Comment from S. Weasel
Time: April 17, 2007, 7:59 am

Yes, you make sense, though I’m not a huge fan of Fox. The problem is, they get their news from the same AP as everybody else. So their editorial may have a rightward slant (though it’s a silly sort of Angry Grampa conservatism a lot of the time), but their news…is what it is. Even when they can give us another perspective on the fact, we’re still talking about the stuff the other media outlets want to talk about.

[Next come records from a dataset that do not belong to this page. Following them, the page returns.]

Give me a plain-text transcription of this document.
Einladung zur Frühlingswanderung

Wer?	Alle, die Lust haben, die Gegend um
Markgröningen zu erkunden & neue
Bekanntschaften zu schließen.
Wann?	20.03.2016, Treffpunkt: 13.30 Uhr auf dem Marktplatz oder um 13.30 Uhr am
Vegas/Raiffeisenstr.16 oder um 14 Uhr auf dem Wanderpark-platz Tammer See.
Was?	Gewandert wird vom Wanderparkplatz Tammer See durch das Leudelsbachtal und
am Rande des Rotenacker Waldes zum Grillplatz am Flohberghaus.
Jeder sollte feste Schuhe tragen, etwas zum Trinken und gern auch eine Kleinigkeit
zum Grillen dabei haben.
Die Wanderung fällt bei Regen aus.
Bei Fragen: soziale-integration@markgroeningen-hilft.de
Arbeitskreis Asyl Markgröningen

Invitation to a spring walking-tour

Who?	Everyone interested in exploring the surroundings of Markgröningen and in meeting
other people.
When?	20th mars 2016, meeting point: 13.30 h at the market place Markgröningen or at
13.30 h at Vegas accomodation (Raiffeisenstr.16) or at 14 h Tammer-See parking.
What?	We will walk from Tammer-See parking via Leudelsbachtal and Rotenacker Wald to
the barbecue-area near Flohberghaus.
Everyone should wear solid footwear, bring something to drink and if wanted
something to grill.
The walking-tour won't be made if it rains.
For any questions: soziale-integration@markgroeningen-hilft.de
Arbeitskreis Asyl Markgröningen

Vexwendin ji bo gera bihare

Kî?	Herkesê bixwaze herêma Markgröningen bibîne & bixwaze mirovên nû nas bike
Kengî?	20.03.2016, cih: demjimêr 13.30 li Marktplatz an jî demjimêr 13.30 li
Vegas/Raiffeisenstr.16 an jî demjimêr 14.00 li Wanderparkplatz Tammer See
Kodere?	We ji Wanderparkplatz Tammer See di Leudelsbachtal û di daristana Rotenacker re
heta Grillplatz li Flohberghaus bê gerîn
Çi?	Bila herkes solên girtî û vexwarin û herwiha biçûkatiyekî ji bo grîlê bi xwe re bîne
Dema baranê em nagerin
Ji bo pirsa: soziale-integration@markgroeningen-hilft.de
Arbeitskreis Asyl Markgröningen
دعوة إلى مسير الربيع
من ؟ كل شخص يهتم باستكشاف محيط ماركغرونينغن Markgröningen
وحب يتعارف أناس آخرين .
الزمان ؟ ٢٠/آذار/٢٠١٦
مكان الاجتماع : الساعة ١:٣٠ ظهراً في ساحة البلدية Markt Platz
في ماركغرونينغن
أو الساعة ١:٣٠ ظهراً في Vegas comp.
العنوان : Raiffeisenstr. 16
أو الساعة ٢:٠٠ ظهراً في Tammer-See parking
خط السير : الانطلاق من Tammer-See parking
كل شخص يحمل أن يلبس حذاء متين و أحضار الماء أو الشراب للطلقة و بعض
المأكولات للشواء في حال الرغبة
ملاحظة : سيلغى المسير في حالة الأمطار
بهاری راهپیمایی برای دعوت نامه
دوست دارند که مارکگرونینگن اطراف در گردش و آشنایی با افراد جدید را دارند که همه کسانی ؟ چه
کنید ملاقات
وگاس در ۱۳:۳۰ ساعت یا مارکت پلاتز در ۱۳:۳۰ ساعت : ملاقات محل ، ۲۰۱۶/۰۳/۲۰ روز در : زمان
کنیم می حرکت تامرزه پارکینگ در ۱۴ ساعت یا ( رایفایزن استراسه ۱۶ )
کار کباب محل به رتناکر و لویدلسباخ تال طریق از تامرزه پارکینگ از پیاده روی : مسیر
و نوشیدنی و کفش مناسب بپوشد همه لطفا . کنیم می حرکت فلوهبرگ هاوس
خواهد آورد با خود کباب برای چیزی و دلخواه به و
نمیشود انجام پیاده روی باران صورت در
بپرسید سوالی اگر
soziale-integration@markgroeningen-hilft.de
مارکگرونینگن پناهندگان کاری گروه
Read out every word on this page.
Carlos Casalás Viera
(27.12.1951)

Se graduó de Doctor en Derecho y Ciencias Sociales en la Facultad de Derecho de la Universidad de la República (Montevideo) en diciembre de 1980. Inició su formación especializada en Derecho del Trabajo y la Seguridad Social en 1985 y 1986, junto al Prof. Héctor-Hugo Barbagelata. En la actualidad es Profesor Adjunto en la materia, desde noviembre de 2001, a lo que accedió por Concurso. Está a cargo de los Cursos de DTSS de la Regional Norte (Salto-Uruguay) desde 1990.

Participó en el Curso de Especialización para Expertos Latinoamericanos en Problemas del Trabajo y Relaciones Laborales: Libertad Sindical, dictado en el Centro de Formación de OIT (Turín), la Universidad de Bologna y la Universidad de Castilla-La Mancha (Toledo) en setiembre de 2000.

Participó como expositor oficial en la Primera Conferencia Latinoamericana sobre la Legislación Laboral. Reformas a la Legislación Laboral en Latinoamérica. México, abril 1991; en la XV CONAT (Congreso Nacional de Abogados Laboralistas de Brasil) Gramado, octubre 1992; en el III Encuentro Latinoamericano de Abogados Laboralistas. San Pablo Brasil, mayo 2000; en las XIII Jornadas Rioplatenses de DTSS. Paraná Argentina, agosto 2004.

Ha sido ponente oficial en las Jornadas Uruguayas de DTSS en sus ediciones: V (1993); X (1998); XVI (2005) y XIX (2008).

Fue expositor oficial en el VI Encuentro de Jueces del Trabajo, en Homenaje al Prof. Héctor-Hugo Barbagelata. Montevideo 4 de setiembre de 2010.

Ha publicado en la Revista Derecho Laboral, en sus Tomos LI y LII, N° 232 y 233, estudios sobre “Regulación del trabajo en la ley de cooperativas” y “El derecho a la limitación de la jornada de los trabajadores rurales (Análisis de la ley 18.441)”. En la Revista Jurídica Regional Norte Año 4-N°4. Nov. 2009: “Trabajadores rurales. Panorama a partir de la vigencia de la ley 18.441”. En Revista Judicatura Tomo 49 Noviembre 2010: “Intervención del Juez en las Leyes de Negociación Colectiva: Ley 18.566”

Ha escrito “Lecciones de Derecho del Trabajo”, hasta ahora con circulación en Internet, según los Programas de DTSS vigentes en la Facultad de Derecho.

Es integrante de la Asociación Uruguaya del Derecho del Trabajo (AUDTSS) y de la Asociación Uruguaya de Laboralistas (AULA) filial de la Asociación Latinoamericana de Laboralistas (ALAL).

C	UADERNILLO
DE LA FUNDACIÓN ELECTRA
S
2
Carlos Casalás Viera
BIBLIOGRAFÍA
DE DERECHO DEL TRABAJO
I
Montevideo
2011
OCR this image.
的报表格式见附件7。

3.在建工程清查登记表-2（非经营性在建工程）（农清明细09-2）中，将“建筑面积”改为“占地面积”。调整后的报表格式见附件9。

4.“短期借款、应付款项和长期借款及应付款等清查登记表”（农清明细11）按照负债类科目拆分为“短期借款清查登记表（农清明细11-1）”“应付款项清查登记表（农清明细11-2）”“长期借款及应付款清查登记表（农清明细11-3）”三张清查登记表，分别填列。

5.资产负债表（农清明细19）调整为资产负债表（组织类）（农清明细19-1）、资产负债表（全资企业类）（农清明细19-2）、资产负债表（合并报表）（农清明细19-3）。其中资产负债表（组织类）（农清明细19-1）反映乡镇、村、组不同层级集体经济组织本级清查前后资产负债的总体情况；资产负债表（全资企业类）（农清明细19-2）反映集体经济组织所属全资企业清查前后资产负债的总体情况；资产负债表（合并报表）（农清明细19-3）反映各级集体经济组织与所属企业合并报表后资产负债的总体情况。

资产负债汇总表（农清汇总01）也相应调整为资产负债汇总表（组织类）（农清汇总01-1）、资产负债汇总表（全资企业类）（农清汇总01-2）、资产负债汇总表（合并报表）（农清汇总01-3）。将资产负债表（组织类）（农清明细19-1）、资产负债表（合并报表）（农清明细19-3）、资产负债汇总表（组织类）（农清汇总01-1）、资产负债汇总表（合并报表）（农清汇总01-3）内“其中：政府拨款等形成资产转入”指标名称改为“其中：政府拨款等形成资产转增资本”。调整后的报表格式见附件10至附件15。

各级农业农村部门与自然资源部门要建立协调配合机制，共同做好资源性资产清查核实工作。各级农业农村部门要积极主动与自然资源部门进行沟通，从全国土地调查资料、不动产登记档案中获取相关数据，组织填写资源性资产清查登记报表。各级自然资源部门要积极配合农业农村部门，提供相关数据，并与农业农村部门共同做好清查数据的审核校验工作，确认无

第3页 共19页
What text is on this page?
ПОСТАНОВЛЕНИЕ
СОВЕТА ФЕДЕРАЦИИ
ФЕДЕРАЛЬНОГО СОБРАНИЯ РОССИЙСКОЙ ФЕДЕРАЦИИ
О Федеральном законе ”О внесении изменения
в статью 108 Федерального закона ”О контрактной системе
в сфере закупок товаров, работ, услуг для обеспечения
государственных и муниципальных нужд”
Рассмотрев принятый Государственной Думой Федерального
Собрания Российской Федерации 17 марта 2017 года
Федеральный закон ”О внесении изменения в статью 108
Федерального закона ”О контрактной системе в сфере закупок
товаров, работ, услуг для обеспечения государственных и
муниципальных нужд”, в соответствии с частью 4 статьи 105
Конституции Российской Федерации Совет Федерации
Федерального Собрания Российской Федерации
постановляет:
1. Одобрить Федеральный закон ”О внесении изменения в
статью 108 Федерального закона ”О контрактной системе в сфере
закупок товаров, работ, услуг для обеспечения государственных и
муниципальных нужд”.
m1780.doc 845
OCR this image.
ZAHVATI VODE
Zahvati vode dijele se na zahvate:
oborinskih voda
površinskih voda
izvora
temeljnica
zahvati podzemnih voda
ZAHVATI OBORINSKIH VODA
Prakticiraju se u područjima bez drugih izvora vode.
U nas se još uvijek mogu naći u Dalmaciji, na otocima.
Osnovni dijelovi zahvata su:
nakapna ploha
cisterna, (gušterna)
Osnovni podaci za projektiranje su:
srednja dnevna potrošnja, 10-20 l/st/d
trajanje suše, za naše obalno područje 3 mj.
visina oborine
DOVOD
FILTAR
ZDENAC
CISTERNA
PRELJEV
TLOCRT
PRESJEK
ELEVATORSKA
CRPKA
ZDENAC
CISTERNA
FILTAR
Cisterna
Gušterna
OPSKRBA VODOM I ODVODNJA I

It’s an improvement, but not by much.

Fox’s editorial position slants right. And that’s perfectly acceptable. It’s perfectly acceptable for the NY Times to slant left editorially. What is wicked, always unacceptable — and unacknowledged — is the extent to which AP and Reuters slant the news.


Comment from Muslihoon
Time: April 17, 2007, 12:37 pm

I did forget Reuters and AP. They do have a slant.

And your comment on foreign media’s choice of words and languages is quite good. What may be innocuous in English, for example, could have a completely different vibe in Urdu. For example, Pakistani newspapers will say that so many members of Taliban were killed. But the Urdu newspapers have to make a choice: do they say the Taliban were killed or martyred? It’s quite revealing to see who uses “halaak ho gaye” (“were killed”) and who uses “shaheed ho gaye” (“were martyred”) or even “mar gaye” (“died”).


Comment from tibbar shit ihw
Time: April 17, 2007, 1:19 pm

I donno. The stories you say other countries report about the U.S.A. sure sound a lot more entertaining than the deep as the mud puddle news we get about our country here.

I mean if nobody’s gonna actually report more than sound-bytes, they may as well be colorful, zippy-pop sound bytes.